L’iter si trascina invece da ben otto anni. Era il 2009 quando si iniziò a parla di questo piano di edilizia residenziale agevolata, con un investimento di quattro milioni di euro. La finalità è quella di mettere a disposizione 24 case a canone agevolato, per cui accessibili a giovani coppie o famiglie in difficoltà. Un percorso burocratico che definirlo a ostacoli sarebbe un eufemismo, con una trafila tra Regione e ministero piuttosto complessa. Alla fine è stata però trovata la quadratura del cerchio. Le spese saranno suddivise così: 2,6 milioni di euro a carico del ministero delle Infrastrutture, 800mila euro dalla Regione Lazio e 610mila euro, invece, con un mutuo che sarà contratto dal Comune attraverso la Cassa depositi e prestiti.

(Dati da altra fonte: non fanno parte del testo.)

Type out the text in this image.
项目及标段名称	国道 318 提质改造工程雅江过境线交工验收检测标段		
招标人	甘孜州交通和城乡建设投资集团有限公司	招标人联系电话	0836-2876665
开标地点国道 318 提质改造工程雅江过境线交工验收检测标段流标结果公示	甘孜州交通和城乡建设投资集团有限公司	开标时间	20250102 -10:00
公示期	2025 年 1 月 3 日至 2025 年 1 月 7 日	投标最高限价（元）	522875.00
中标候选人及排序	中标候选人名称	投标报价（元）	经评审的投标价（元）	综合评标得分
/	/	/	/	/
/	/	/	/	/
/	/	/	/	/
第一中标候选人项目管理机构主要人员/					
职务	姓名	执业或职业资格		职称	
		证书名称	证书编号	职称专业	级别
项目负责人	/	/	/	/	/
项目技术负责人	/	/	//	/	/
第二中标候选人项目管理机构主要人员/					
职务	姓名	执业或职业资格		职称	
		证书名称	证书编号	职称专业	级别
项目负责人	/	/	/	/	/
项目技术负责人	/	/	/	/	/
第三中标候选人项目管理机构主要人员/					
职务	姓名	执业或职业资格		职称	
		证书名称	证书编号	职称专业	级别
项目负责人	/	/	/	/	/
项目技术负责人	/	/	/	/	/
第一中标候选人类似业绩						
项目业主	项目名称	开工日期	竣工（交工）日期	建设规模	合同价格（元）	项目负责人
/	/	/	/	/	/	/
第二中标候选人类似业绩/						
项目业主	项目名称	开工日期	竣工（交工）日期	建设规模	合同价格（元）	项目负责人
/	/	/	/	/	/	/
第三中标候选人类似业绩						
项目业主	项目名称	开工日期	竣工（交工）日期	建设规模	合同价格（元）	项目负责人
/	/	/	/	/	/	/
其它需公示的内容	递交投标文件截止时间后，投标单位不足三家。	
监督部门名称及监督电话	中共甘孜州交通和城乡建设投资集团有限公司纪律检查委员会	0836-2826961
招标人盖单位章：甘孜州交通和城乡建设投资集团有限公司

Il bando è stato quindi pubblicato e ora non resterà che aprire le offerte pervenute. Un’operazione, quest’ultima, che si sta rivelando più complessa di quanto previsto. Due rinvii nel giro di qualche settimana dovuti a tempi lumaca nella nomina della commissione. Ora, salvo ulteriori slittamenti, la prima seduta pubblica dovrebbe tenersi il 2 marzo.